The brute is going back. To London where he belongs.

When he arrived here on March 6, the National Zoo said oh good, now we have a real stud and we'll have a baby panda.

It was far otherwise. The visiting panda, Chia-Chia, was presented to the zoo's sweet little panda, Ling-Ling, on April 14 and, not to split hairs, beat her up.

Since then, the panda fanciers (feminist division) have had it in for the London lad and have tended to say good riddance when it was learned Chia-Chia leaves the zoo tonight to return to the London Zoo.

Dr. Theodore H. Reed, director of the National Zoo, said it was awfully nice of the Londoners to lend us their panda, even if it didn't work out very well, and he is sure that eventually, "for in this business you have to be an eternal optimist," pandas will be bred here. This year, however, is out, since there is only a five-day period onec a year in which females receive males.

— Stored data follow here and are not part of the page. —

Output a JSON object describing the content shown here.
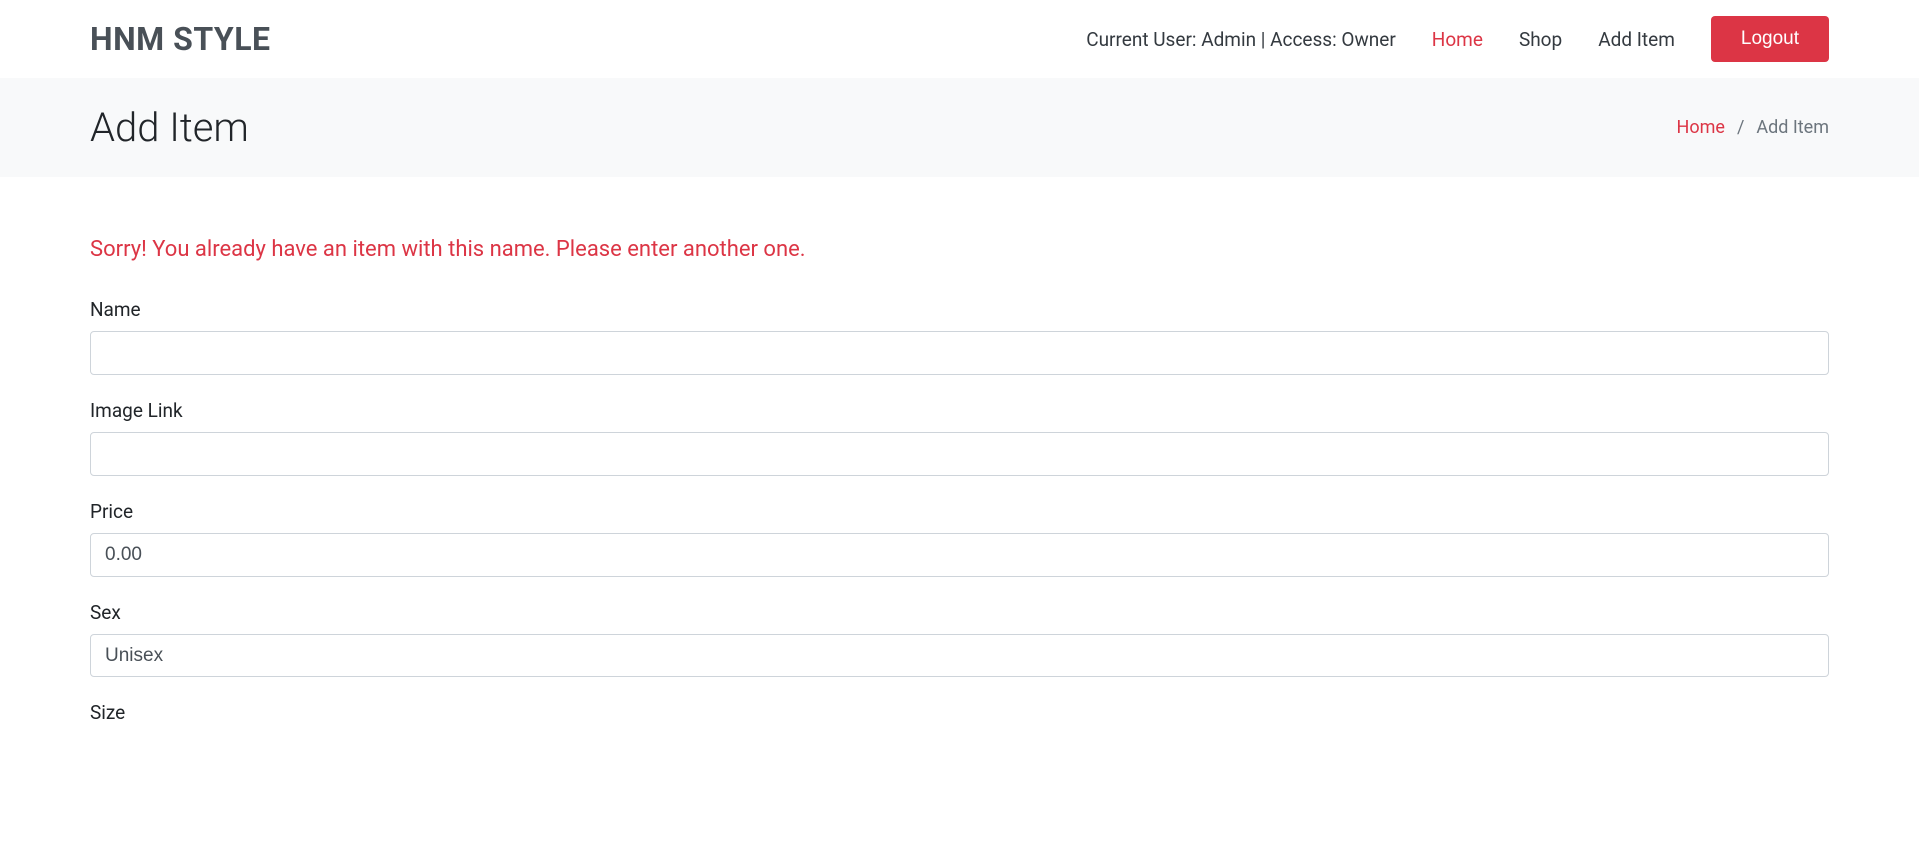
{
  "header": {
    "brand": "HNM STYLE",
    "user_info": "Current User: Admin | Access: Owner",
    "nav": {
      "home": "Home",
      "shop": "Shop",
      "add_item": "Add Item"
    },
    "logout": "Logout"
  },
  "breadcrumb": {
    "title": "Add Item",
    "home": "Home",
    "separator": "/",
    "current": "Add Item"
  },
  "error": "Sorry! You already have an item with this name. Please enter another one.",
  "form": {
    "name": {
      "label": "Name",
      "value": ""
    },
    "image_link": {
      "label": "Image Link",
      "value": ""
    },
    "price": {
      "label": "Price",
      "value": "0.00"
    },
    "sex": {
      "label": "Sex",
      "value": "Unisex"
    },
    "size": {
      "label": "Size"
    }
  }
}
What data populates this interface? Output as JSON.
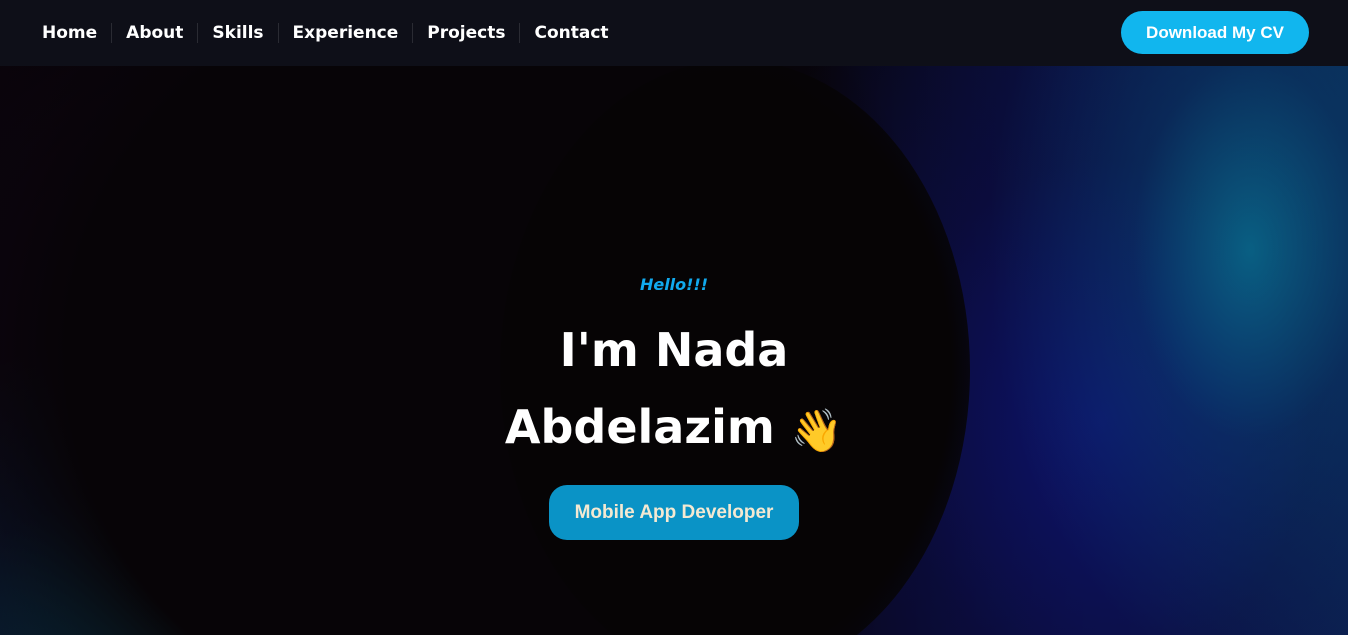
{
  "nav": {
    "links": [
      "Home",
      "About",
      "Skills",
      "Experience",
      "Projects",
      "Contact"
    ],
    "cv_button": "Download My CV"
  },
  "hero": {
    "greeting": "Hello!!!",
    "name_line1": "I'm Nada",
    "name_line2": "Abdelazim",
    "wave_emoji": "👋",
    "role_button": "Mobile App Developer"
  },
  "colors": {
    "accent": "#11b6ee",
    "navbar_bg": "#0e0f18",
    "role_button_bg": "#0a93c6"
  }
}
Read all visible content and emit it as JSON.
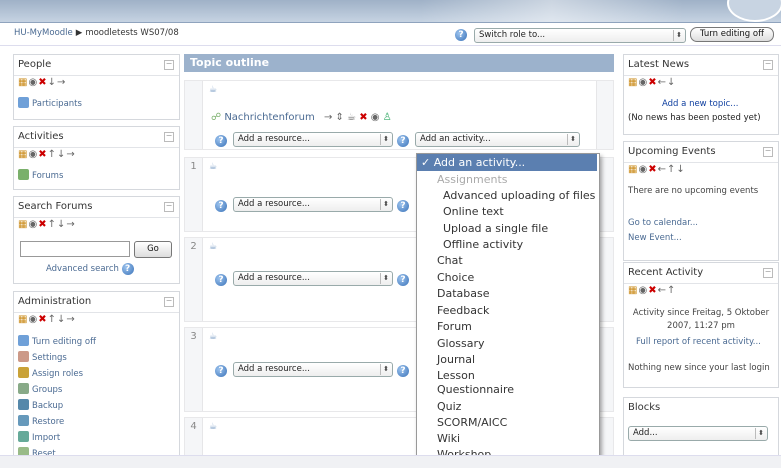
{
  "header": {
    "breadcrumb": [
      "HU-MyMoodle",
      "moodletests WS07/08"
    ],
    "breadcrumb_sep": "▶",
    "switch_role": "Switch role to...",
    "turn_editing_off": "Turn editing off"
  },
  "left": {
    "people": {
      "title": "People",
      "participants": "Participants"
    },
    "activities": {
      "title": "Activities",
      "forums": "Forums"
    },
    "search": {
      "title": "Search Forums",
      "go": "Go",
      "advanced": "Advanced search"
    },
    "admin": {
      "title": "Administration",
      "items": [
        "Turn editing off",
        "Settings",
        "Assign roles",
        "Groups",
        "Backup",
        "Restore",
        "Import",
        "Reset"
      ]
    }
  },
  "main": {
    "title": "Topic outline",
    "forum_link": "Nachrichtenforum",
    "add_resource": "Add a resource...",
    "add_activity": "Add an activity...",
    "sections": [
      "1",
      "2",
      "3",
      "4"
    ]
  },
  "dropdown": {
    "selected": "✓ Add an activity...",
    "group": "Assignments",
    "assignment_items": [
      "Advanced uploading of files",
      "Online text",
      "Upload a single file",
      "Offline activity"
    ],
    "items": [
      "Chat",
      "Choice",
      "Database",
      "Feedback",
      "Forum",
      "Glossary",
      "Journal",
      "Lesson",
      "Questionnaire",
      "Quiz",
      "SCORM/AICC",
      "Wiki",
      "Workshop"
    ]
  },
  "right": {
    "news": {
      "title": "Latest News",
      "add_topic": "Add a new topic...",
      "no_news": "(No news has been posted yet)"
    },
    "events": {
      "title": "Upcoming Events",
      "none": "There are no upcoming events",
      "calendar": "Go to calendar...",
      "new_event": "New Event..."
    },
    "activity": {
      "title": "Recent Activity",
      "since": "Activity since Freitag, 5 Oktober 2007, 11:27 pm",
      "full_report": "Full report of recent activity...",
      "nothing": "Nothing new since your last login"
    },
    "blocks": {
      "title": "Blocks",
      "add": "Add..."
    }
  },
  "colors": {
    "accent": "#5b7fb0",
    "header": "#9cb2cc",
    "link": "#4a6a92",
    "delete": "#cc0000"
  }
}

Yesterday, at his final public feeding, Chia-Chia seemed a trifle dingy, the fur not as dazzling white as one remembers it, but he drank contentedly at his artificial rockwork with the little rivulet springing from it. Outdoors the little pool was placid, and across the way the Parma wallabies dribbled themselves toward that invisible basket they forever approach but never reach.

Cleopatra once observed of her Antony that his legs bestrid the ocean, and something of the sort may be said of Chia-Chia.

As Ovid said of Phaeton, he gave it a real go before he conked out.

Now it's over. Win some lose some. Another day another dollar. Nothing is now remarkable beneath the visiting moon.